Эрикки проснулся, когда Азаде скользнула под одеяло рядом с ним.
– Нам нужно выехать как можно раньше, Азаде, милая моя.
– Да, – пробормотала она сквозь сон: постель была такая удобная, рядом с ним было так уютно. – Да, когда пожелаешь, но, пожалуйста, не раньше чем после обеда, потому что дражайшая мачеха наплачет ведра сл…
– Азаде!
Но она уже спала. Он вздохнул, испытывая то же умиротворение, и снова погрузился в сон.
В воскресенье, как он планировал, они не уехали – ее отец сказал, что это было неудобно, поскольку он желал сначала поговорить с Эрикки. Сегодня, в понедельник, на рассвете, после молитвы, которую провел ее отец, и после завтрака – кофе, хлеб, мед, йогурт и яйца – им разрешили уехать, и теперь они свернули с горной дороги на шоссе, ведущее в Тегеран, и там увидели перед собой блокпост.
– Странно, – сказал Эрикки.
Полковник Мазарди пообещал встретить их здесь, но его нигде не было видно, да и на блокпосте не было ни одного человека.
– Полиция! – пробормотала Азаде, зевнув. – Ее никогда нет там, где нужно.
Дорога поднималась вверх, к перевалу. Небо было голубым и чистым, вершины гор уже заливал солнечный свет. Внизу, здесь в долине, было еще темно, холодно и сыро, дорога была скользкой, на обочине скопился снег, но Эрикки это не пугало; «рейнджровер» имел полный привод, и он захватил с собой цепи на колеса. Некоторое время спустя, когда они подъехали к повороту на базу, он проехал мимо. Он знал, что база пустовала, с 212-м все было в порядке, машина ждала ремонта, перед отъездом из дворца он безуспешно попробовал связаться со своим директором Даяти. Но это не имело значения. Эрикки откинулся на спинку сиденья, баки у него были полные и вдобавок еще шесть двадцатилитровых канистр, которые он наполнил на личной заправке Абдоллы.

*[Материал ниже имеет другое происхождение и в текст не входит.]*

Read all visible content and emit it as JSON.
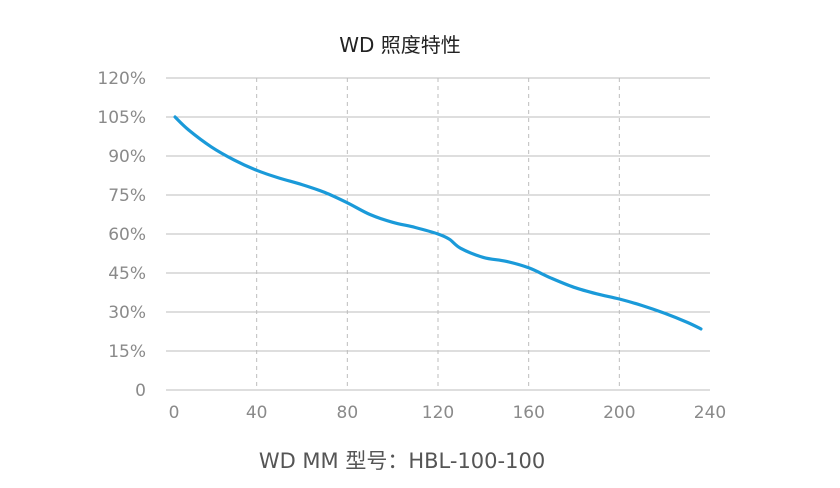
{
  "chart_data": {
    "type": "line",
    "title": "WD 照度特性",
    "caption": "WD MM 型号：HBL-100-100",
    "xlabel": "",
    "ylabel": "",
    "xlim": [
      0,
      240
    ],
    "ylim": [
      0,
      120
    ],
    "x_ticks": [
      0,
      40,
      80,
      120,
      160,
      200,
      240
    ],
    "x_tick_labels": [
      "0",
      "40",
      "80",
      "120",
      "160",
      "200",
      "240"
    ],
    "y_ticks": [
      0,
      15,
      30,
      45,
      60,
      75,
      90,
      105,
      120
    ],
    "y_tick_labels": [
      "0",
      "15%",
      "30%",
      "45%",
      "60%",
      "75%",
      "90%",
      "105%",
      "120%"
    ],
    "grid": {
      "horizontal": "solid",
      "vertical": "dashed"
    },
    "series": [
      {
        "color": "#1a9ad9",
        "x": [
          4,
          10,
          20,
          30,
          40,
          50,
          60,
          70,
          80,
          90,
          100,
          110,
          120,
          125,
          130,
          140,
          150,
          160,
          170,
          180,
          190,
          200,
          210,
          220,
          230,
          236
        ],
        "y": [
          105,
          100,
          93.5,
          88.5,
          84.5,
          81.5,
          79,
          76,
          72,
          67.5,
          64.5,
          62.5,
          60,
          58,
          54.5,
          51,
          49.5,
          47,
          43,
          39.5,
          37,
          35,
          32.5,
          29.5,
          26,
          23.5
        ]
      }
    ],
    "colors": {
      "line": "#1a9ad9",
      "grid": "#bdbdbd",
      "tick_text": "#8a8a8a",
      "title_text": "#222222",
      "caption_text": "#555555"
    }
  }
}
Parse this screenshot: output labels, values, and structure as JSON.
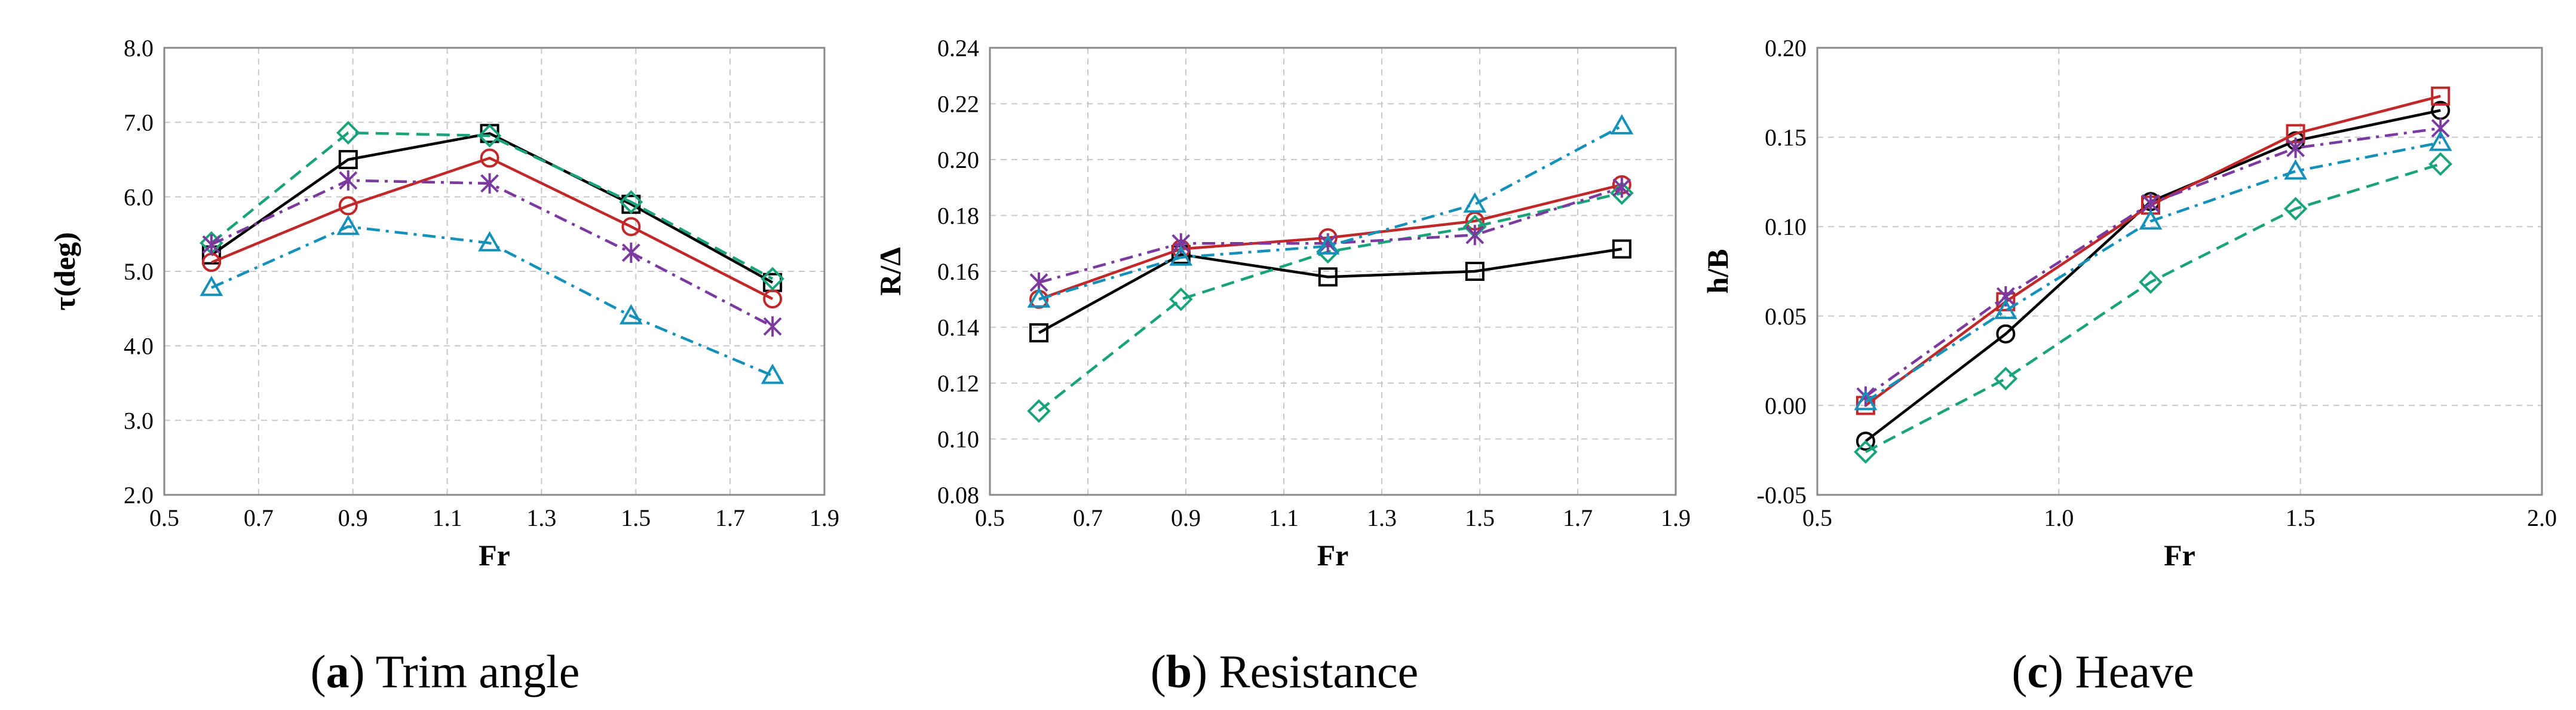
{
  "chart_data": [
    {
      "type": "line",
      "caption_letter": "a",
      "caption_text": "Trim angle",
      "xlabel": "Fr",
      "ylabel": "τ(deg)",
      "xlim": [
        0.5,
        1.9
      ],
      "ylim": [
        2.0,
        8.0
      ],
      "x_ticks": [
        "0.5",
        "0.7",
        "0.9",
        "1.1",
        "1.3",
        "1.5",
        "1.7",
        "1.9"
      ],
      "y_ticks": [
        "2.0",
        "3.0",
        "4.0",
        "5.0",
        "6.0",
        "7.0",
        "8.0"
      ],
      "grid": true,
      "series": [
        {
          "color": "#000000",
          "dash": "solid",
          "marker": "square",
          "x": [
            0.6,
            0.89,
            1.19,
            1.49,
            1.79
          ],
          "values": [
            5.22,
            6.5,
            6.85,
            5.9,
            4.85
          ]
        },
        {
          "color": "#c0282a",
          "dash": "solid",
          "marker": "circle",
          "x": [
            0.6,
            0.89,
            1.19,
            1.49,
            1.79
          ],
          "values": [
            5.12,
            5.88,
            6.52,
            5.6,
            4.63
          ]
        },
        {
          "color": "#1aa37a",
          "dash": "dash",
          "marker": "diamond",
          "x": [
            0.6,
            0.89,
            1.19,
            1.49,
            1.79
          ],
          "values": [
            5.38,
            6.86,
            6.82,
            5.93,
            4.9
          ]
        },
        {
          "color": "#7b3a9e",
          "dash": "dashdot",
          "marker": "star",
          "x": [
            0.6,
            0.89,
            1.19,
            1.49,
            1.79
          ],
          "values": [
            5.36,
            6.22,
            6.18,
            5.25,
            4.26
          ]
        },
        {
          "color": "#1590b8",
          "dash": "dashdot",
          "marker": "triangle",
          "x": [
            0.6,
            0.89,
            1.19,
            1.49,
            1.79
          ],
          "values": [
            4.78,
            5.6,
            5.38,
            4.4,
            3.6
          ]
        }
      ]
    },
    {
      "type": "line",
      "caption_letter": "b",
      "caption_text": "Resistance",
      "xlabel": "Fr",
      "ylabel": "R/Δ",
      "xlim": [
        0.5,
        1.9
      ],
      "ylim": [
        0.08,
        0.24
      ],
      "x_ticks": [
        "0.5",
        "0.7",
        "0.9",
        "1.1",
        "1.3",
        "1.5",
        "1.7",
        "1.9"
      ],
      "y_ticks": [
        "0.08",
        "0.10",
        "0.12",
        "0.14",
        "0.16",
        "0.18",
        "0.20",
        "0.22",
        "0.24"
      ],
      "grid": true,
      "series": [
        {
          "color": "#000000",
          "dash": "solid",
          "marker": "square",
          "x": [
            0.6,
            0.89,
            1.19,
            1.49,
            1.79
          ],
          "values": [
            0.138,
            0.166,
            0.158,
            0.16,
            0.168
          ]
        },
        {
          "color": "#c0282a",
          "dash": "solid",
          "marker": "circle",
          "x": [
            0.6,
            0.89,
            1.19,
            1.49,
            1.79
          ],
          "values": [
            0.15,
            0.168,
            0.172,
            0.178,
            0.191
          ]
        },
        {
          "color": "#1aa37a",
          "dash": "dash",
          "marker": "diamond",
          "x": [
            0.6,
            0.89,
            1.19,
            1.49,
            1.79
          ],
          "values": [
            0.11,
            0.15,
            0.167,
            0.176,
            0.188
          ]
        },
        {
          "color": "#7b3a9e",
          "dash": "dashdot",
          "marker": "star",
          "x": [
            0.6,
            0.89,
            1.19,
            1.49,
            1.79
          ],
          "values": [
            0.156,
            0.17,
            0.17,
            0.173,
            0.19
          ]
        },
        {
          "color": "#1590b8",
          "dash": "dashdot",
          "marker": "triangle",
          "x": [
            0.6,
            0.89,
            1.19,
            1.49,
            1.79
          ],
          "values": [
            0.15,
            0.165,
            0.169,
            0.184,
            0.212
          ]
        }
      ]
    },
    {
      "type": "line",
      "caption_letter": "c",
      "caption_text": "Heave",
      "xlabel": "Fr",
      "ylabel": "h/B",
      "xlim": [
        0.5,
        2.0
      ],
      "ylim": [
        -0.05,
        0.2
      ],
      "x_ticks": [
        "0.5",
        "1.0",
        "1.5",
        "2.0"
      ],
      "y_ticks": [
        "-0.05",
        "0.00",
        "0.05",
        "0.10",
        "0.15",
        "0.20"
      ],
      "grid": true,
      "series": [
        {
          "color": "#000000",
          "dash": "solid",
          "marker": "circle",
          "x": [
            0.6,
            0.89,
            1.19,
            1.49,
            1.79
          ],
          "values": [
            -0.02,
            0.04,
            0.114,
            0.148,
            0.165
          ]
        },
        {
          "color": "#c0282a",
          "dash": "solid",
          "marker": "square",
          "x": [
            0.6,
            0.89,
            1.19,
            1.49,
            1.79
          ],
          "values": [
            0.0,
            0.058,
            0.112,
            0.152,
            0.173
          ]
        },
        {
          "color": "#1aa37a",
          "dash": "dash",
          "marker": "diamond",
          "x": [
            0.6,
            0.89,
            1.19,
            1.49,
            1.79
          ],
          "values": [
            -0.026,
            0.015,
            0.069,
            0.11,
            0.135
          ]
        },
        {
          "color": "#7b3a9e",
          "dash": "dashdot",
          "marker": "star",
          "x": [
            0.6,
            0.89,
            1.19,
            1.49,
            1.79
          ],
          "values": [
            0.005,
            0.061,
            0.113,
            0.144,
            0.155
          ]
        },
        {
          "color": "#1590b8",
          "dash": "dashdot",
          "marker": "triangle",
          "x": [
            0.6,
            0.89,
            1.19,
            1.49,
            1.79
          ],
          "values": [
            0.002,
            0.053,
            0.103,
            0.131,
            0.147
          ]
        }
      ]
    }
  ]
}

Я легко доберусь до Тегерана еще сегодня, думал он. И вернусь к среде – если вернусь. От этого ублюдка Ракоци добра не жди.
– Кофе хочешь, милый? – спросила Азаде.
– Спасибо. Посмотри, не удастся ли тебе поймать Би-би-си или «Голос Америки» на коротких волнах. – Он с благодарностью принял чашку горячего кофе из термоса, слыша доносившиеся из радиоприемника треск и свист настройки, громогласные советские станции, и больше практически ничего. Иранские радиостанции все еще бастовали и были закрыты, за исключением тех, которые обслуживались военными.
За прошедшие выходные друзья, родственники, торговцы, слуги приносили самые разные слухи и слухи, опровергающие слухи, от предстоящей советской интервенции до предстоящей американской интервенции, от успешных военных переворотов в столице до почтительной сдачи всех генералов на милость Хомейни и отставки Бахтияра.
– Чушь! – сказал тогда Абдолла-хан, дородный мужчина на седьмом десятке, с бородой, темными глазами и полными губами, увешанный драгоценностями и богато одетый. – С какой стати Бахтияру уходить в отставку? Он этим ничего не выигрывает, значит и смысла в этом нет – пока.
– А если Хомейни победит? – спросил Эрикки.